DHAKA, Bangladesh — Unidentified gunmen opened fire on a Shiite mosque in northern Bangladesh on Thursday evening, killing one man and injuring three others during evening prayer, in an attack that echoes last month’s bombing of a Shiite procession.
Shiites are a tiny minority in Bangladesh, whose population of about 160 million is almost entirely Sunni.
In a claim released via Twitter accounts linked to the Islamic State, the group took responsibility for the attack, saying “soldiers of the caliphate” had opened fire on worshipers with machine guns.
“With permission from Allah, operations will continue on the Rafidha Iranian interests in Bangladesh,” the statement said, using a term for Shiite Muslims, according to the SITE Intelligence Group, which monitors jihadist groups.
The mosque’s muezzin, Moazzem Hossain, was shot in the head and died later in a hospital. Three other men, including the mosque’s 35-year-old imam, were wounded in the attack and were hospitalized, said Ahsan Habib, the officer in charge at Shibganj police station in Bogra district, about 120 miles north of the Bangladeshi capital.
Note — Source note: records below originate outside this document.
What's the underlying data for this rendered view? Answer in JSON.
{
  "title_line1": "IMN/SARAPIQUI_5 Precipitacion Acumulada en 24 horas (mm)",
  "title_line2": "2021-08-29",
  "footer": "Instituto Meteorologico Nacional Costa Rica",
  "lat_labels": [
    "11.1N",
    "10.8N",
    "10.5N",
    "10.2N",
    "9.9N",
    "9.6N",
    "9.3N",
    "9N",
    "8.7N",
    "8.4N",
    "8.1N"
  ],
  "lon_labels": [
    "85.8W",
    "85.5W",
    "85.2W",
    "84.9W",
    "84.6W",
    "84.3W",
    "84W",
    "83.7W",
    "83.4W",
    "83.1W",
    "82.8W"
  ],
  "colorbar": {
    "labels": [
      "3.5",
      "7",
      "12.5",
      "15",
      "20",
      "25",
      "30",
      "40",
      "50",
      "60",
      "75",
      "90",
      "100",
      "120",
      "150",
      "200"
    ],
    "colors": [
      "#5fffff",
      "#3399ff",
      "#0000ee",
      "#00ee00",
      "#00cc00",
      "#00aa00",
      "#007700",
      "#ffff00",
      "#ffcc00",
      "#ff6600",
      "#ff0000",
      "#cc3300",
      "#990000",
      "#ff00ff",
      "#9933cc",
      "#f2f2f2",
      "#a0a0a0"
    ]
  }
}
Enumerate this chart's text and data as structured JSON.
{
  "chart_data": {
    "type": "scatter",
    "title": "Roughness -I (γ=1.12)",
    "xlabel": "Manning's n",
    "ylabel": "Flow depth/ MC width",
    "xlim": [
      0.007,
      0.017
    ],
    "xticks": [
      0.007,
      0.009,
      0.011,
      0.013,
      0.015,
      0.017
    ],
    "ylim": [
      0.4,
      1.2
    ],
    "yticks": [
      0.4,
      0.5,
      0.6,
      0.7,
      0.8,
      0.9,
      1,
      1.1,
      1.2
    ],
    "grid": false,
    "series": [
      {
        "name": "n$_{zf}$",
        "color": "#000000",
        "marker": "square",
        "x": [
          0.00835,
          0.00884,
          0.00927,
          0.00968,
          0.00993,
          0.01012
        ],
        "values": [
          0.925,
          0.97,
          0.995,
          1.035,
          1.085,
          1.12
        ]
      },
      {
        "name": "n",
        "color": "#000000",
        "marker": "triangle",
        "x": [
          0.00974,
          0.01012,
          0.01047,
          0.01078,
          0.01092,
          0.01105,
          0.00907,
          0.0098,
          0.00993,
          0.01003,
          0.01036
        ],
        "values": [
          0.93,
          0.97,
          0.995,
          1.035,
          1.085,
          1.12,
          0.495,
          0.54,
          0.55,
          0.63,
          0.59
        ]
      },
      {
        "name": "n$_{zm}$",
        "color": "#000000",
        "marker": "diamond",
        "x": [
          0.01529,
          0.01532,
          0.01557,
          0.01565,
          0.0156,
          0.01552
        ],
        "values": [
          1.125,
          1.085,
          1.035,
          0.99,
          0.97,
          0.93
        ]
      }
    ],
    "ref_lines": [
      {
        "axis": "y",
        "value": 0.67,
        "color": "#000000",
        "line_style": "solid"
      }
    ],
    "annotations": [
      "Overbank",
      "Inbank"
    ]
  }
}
“I have never heard, and never received any information, that there was rivalry or conflict between the Shiite community and anyone else,” Mr. Habib said. “This attack just astonished me.”
A Shiite leader in the region said the assailants brought a lock with them and used it to lock the compound’s gate, then entered the mosque itself and opened fire.
“Frankly speaking, we never suspected that the Shia community in Shibganj would be attacked,” said the leader, Mozaffor Hossen, 35, secretary general of the Bangladesh Imamia Welfare Foundation. He said he had prayed in the same mosque on Wednesday.
Social media accounts linked to the Islamic State have claimed responsibility for a series of attacks that began in September, which, along with the assault on the procession, included the fatal shootings of two foreigners living in Bangladesh, a knife attack at a police checkpoint andthe shooting of a Roman Catholic missionary this month.
The Islamic State’s magazine, Dabiq, this month featured an article detailing its activities in Bengal, a territory that existed under British rule and included parts of Bangladesh and India.
The publication said fighters loyal to Islamic State had “unified their ranks, nominated a regional leader, gathered behind him, dissolved their former factions, performed the necessary military preparations, and hastened to answer the order from the Islamic State leadership, by targeting the crusaders and their allies wherever they may be found.”
The Bangladeshi authorities have linked the attacks to domestic groups affiliated with opposition parties, and have reacted skeptically to the jihadist claims.
The country’s prime minister, Sheikh Hasina, has asserted that Bangladeshis were under pressure from foreign governments to acknowledge the Islamic State’s presence.